I wanted to let you know that we plan to allow you to specify a URL to which we’ll send users after they complete the GitHub portion of the Integration Installation. This should allow you to perform any additional setup process on your end. We’ll also provide a flow for you to identify the GitHub identity of this user so you can map the user (and the installation) to your system as needed.

We don’t have an estimated timeline for when this will be added, but we’ll keep you updated when we do.


:notepad_spiral: Also just a small reminder since a few comments mentioned this being a blocker to using Integrations more widely with a user base (which is really helpful to know), per our Early Access descriptions, this type of release isn’t intended to be used in your full production environment just yet as we continue to change, improve, and add functionality.


Installing integrations on multi-tenant apps
#15

Hi jmilas,

It is good that Github is moving forward with improving the flow from the Integration Installation pages.

Can you please comment also as to whether or not the team has at least discussed the recommendation made above.

Specifically: Permitting OAuth applications to add an integration using the traditional OAuth workflow.


#16

@jmilas thats great, we would want to use that “redirect to app after installation” as it would help with the installation flow.

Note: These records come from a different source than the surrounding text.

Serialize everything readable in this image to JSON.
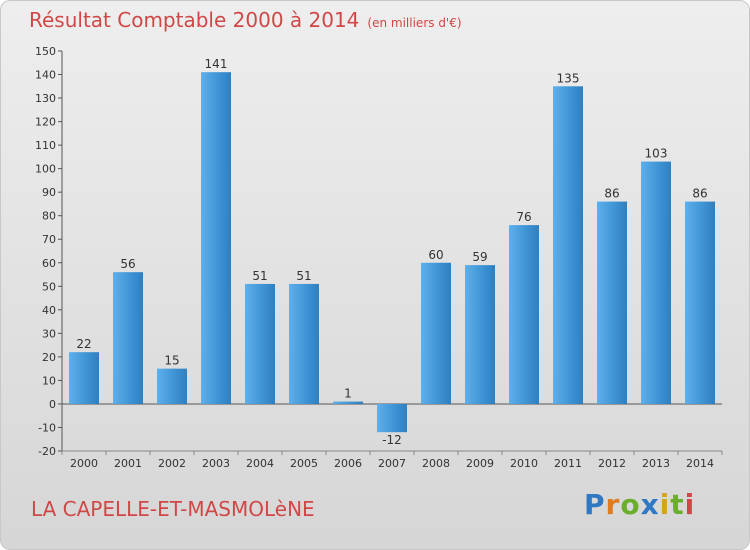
{
  "chart_data": {
    "type": "bar",
    "title": "Résultat Comptable 2000 à 2014",
    "unit_label": "(en milliers d'€)",
    "categories": [
      "2000",
      "2001",
      "2002",
      "2003",
      "2004",
      "2005",
      "2006",
      "2007",
      "2008",
      "2009",
      "2010",
      "2011",
      "2012",
      "2013",
      "2014"
    ],
    "values": [
      22,
      56,
      15,
      141,
      51,
      51,
      1,
      -12,
      60,
      59,
      76,
      135,
      86,
      103,
      86
    ],
    "value_labels": [
      "22",
      "56",
      "15",
      "141",
      "51",
      "51",
      "1",
      "-12",
      "60",
      "59",
      "76",
      "135",
      "86",
      "103",
      "86"
    ],
    "ylim": [
      -20,
      150
    ],
    "yticks": [
      "150",
      "140",
      "130",
      "120",
      "110",
      "100",
      "90",
      "80",
      "70",
      "60",
      "50",
      "40",
      "30",
      "20",
      "10",
      "0",
      "-10",
      "-20"
    ],
    "xlabel": "",
    "ylabel": "",
    "grid": false,
    "bar_color": "#3f95d6"
  },
  "footer": {
    "commune": "LA CAPELLE-ET-MASMOLèNE",
    "logo_letters": [
      "P",
      "r",
      "o",
      "x",
      "i",
      "t",
      "i"
    ],
    "logo_colors": [
      "#2f78c4",
      "#e07b1f",
      "#6aae2b",
      "#2f78c4",
      "#d8a21c",
      "#6aae2b",
      "#d14747"
    ]
  }
}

We are also curious to know if there are plans to allow an oauth request to also install some integrations. It would allow a quicker installation flow for a first-time users: rather than having to go through github’s UI for both OAuth and integration installation. So we are looking forward to more details on this plan.


#17

Hi @jmilas, any new information regarding the redirect after installation, or the request to allow OAuth to perform the installation flow?


#18

Hi everyone,

The setup_url is now available in the GitHub UI when you edit or create an Integration. It’s an optional parameter which will redirect users to the specified URL after they install your integration. We’re working on adding this to the documentation but here’s a screenshot of where you can find this setting.



#19

That’s great @sbarnekow! Do you have some info on what payload data github will send to this url? IntegrationId, InstallationId, etc?


#20

Hey @acrobat for now we’re just appending the installation_id to the setup_url once we send them to your site. If you have more feedback or find other params may be useful, please let us know!